Hi guys. It’s our 6th wedding anniversary today. Yep, we’re those people that take advantage of cheaper wedding rates between Xmas and New Year, when hotels are already trimmed up beautifully. I am a Yorkshire lass after all!
Currently I have a glass of champagne in hand and I’m raising it to the 3 people that are no longer with us all since that happy day, including my beautiful bridesmaid. You are as ever, much missed.
We’ve had a lovely day today. Despite being bitterly cold, we’ve had bright blue skies and sunshine, so headed into Limoges to explore the Christmas markets.
They really take this stuff seriously. Serenaded by Buble and Crosby in the streets via some hidden P.A. system, and every shop front and pavement was resplendent in spruce and elegant white twinklies, which I’ve decided is the decor of Christmas future. There are various market locations, all signposted well, with maps to help you find your way. There are mini chalets selling vin chaud, waffles, crepes, roasted chestnuts, liqueurs, nougat and spiced nuts. It smells epic.
There’s an ice-rink, and a kind of, sit in an inflatable ring and slide down an icy bank type of thing.
Pere Noel has a little wooden farmstead, complete with live goats, roosters and baby chicks.
There are Christmas trees, flocked and au natural everywhere set against medieval streets, multiple spires and modern stores.
Two shaggy, adorable heavy horses are pulling a carriage full of people on joy-rides through the cobbled streets.
A makeshift indoor market, including temporary restaurants was in one of the squares. I don’t know if this is to compensate for the renovations currently underway at Les Halles, or if this is just for Noel, but it’s pretty fab. Excellent fruit and veg, lobsters, oysters, Chinese food including the biggest Bao buns I’ve ever seen. I love a good market.
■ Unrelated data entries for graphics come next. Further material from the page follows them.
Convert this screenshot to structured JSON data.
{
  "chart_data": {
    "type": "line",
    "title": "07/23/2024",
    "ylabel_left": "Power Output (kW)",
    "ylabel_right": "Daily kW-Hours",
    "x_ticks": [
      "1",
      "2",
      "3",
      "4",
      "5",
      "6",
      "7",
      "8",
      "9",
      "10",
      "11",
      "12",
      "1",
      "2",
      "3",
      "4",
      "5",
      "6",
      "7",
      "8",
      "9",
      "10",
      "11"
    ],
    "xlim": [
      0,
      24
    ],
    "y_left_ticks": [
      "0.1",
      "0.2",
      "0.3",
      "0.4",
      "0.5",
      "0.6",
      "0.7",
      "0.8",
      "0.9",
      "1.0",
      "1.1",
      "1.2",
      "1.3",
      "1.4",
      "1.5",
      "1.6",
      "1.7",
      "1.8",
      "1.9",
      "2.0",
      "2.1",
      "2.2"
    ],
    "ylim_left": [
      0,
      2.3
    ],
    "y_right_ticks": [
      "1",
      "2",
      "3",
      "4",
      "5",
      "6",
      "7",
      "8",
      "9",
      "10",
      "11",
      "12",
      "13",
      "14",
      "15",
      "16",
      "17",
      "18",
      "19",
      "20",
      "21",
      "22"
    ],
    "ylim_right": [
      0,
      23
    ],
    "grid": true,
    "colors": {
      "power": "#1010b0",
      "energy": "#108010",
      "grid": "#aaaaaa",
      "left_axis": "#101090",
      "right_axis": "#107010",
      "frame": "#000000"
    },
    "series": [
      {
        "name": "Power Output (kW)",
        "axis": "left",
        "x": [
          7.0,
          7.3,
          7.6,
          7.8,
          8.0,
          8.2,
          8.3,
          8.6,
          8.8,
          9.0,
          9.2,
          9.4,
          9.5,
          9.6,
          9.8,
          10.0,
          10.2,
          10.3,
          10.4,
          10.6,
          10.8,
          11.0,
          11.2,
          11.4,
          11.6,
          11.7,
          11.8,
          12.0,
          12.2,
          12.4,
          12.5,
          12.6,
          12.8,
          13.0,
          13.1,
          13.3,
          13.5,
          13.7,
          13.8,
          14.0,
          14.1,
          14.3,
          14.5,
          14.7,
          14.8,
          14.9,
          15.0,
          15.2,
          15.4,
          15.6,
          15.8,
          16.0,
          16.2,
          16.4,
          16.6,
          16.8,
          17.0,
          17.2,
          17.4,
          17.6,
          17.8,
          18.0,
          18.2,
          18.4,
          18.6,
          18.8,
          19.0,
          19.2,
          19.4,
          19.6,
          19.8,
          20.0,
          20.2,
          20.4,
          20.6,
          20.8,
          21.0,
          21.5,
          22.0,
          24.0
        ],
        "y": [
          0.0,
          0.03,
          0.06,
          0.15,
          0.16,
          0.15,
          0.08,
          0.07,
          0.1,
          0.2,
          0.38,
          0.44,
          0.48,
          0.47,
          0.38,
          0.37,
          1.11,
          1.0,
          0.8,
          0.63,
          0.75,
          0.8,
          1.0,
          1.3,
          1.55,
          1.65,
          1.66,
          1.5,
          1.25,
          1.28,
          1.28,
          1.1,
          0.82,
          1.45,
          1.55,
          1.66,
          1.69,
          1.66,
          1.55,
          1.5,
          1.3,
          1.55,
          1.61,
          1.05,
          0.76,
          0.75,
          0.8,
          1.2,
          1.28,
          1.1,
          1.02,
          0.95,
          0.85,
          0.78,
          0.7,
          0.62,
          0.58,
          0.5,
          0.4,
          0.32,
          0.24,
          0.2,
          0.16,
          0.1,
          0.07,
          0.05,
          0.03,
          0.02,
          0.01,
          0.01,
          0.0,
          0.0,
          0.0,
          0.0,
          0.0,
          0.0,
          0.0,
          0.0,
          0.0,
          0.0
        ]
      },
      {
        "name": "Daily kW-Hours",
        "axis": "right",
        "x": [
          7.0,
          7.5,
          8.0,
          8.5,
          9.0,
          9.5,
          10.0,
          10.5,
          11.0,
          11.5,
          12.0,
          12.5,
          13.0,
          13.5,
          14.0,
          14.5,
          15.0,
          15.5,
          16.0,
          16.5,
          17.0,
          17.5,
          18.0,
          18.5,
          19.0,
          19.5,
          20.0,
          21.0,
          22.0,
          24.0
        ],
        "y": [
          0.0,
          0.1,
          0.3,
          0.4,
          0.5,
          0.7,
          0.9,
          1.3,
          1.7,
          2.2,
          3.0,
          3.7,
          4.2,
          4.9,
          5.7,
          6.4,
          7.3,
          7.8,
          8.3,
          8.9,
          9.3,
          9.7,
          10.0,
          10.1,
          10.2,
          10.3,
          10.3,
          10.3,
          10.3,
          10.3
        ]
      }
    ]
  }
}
We hadn’t decided on where to go for lunch but fell in love with the look of this place.
A blackboard on the door said Pate de Pomme de Terre and salad €8.50. Go on then! We weren’t sure where you ate but assumed it was in the back. We were led through a curtain and into essentially the stockroom, which in turn led onto the kitchen.
There were 3 small and one large table I think, and the room was made pretty with a mix of industrial lighting and little white twinklies. Black and white photos ran round part of the wall, giving it the air of an exhibition space, but elsewhere there were cardboard boxes and empty glass jars. It was cool, like it could try harder to be a restaurant, but it doesn’t need to (insert Gallic shrug). I really liked it. The service was great, very forgiving of our shabby French, and it really put us at ease. I chose a raspberry beer after being led back out through the shop to the fridge to choose what I wanted.
First taste was mouth puckeringly sour, but the second was much mellower. By the third I was really enjoying it.
Pate de Pomme De Terre is essentially potato Dauphinoise pie, and it was really tasty. There was a delicious dressing with fresh truffle that took everything from good to great. Loved it. Sadly no pictures except for an empty plate, once I’d scraped up the last of that dressing with really good bread.
Then we were asked if we’d like a little cheese. We answered oui in immediate unison. A generous slab of a really good Brie appeared, drizzled with olive oil and topped with a whisper of grated black truffle. Oh my good lord! Flipping amazing.
I need more black truffle in my life, she says, weeping at the prospect of yet another New Years diet regime, beckoned in half a stone heavier than the year before. That’s for January’s me to worry about.
We saw other tables were offered dessert, but I think we were too late to the party, so coffee it was. A little fruity black coffee served in charmingly wonky Limoges porcelain espresso cups that had the heat conductivity of copper. Ouch. But the coffee was exceptional, the little slightly chewy biscuits served alongside – also great.
Such a great experience, lovely food, charming location and all for a total of €32 for both of us. Will definitely go back.
We then wandered to the Cathedral to see if there was anything in the botanical gardens but that was a no, checked out the massive funfair close to the station. I’ve always liked wandering round funfairs more than actually going on the rides.
Then back to the car. The multi-storey we use is pristine, floors shiny like a squash court, no odour of wee, and piped in Baroque chamber music like the gardens of Versailles. All of this and the cost for about 4 hours was €2.50. What’s not to like!?!
I’ll leave you with some pictures of the shops and restaurants, including my florist shop of dreams (the first one). Had a lovely, lovely day.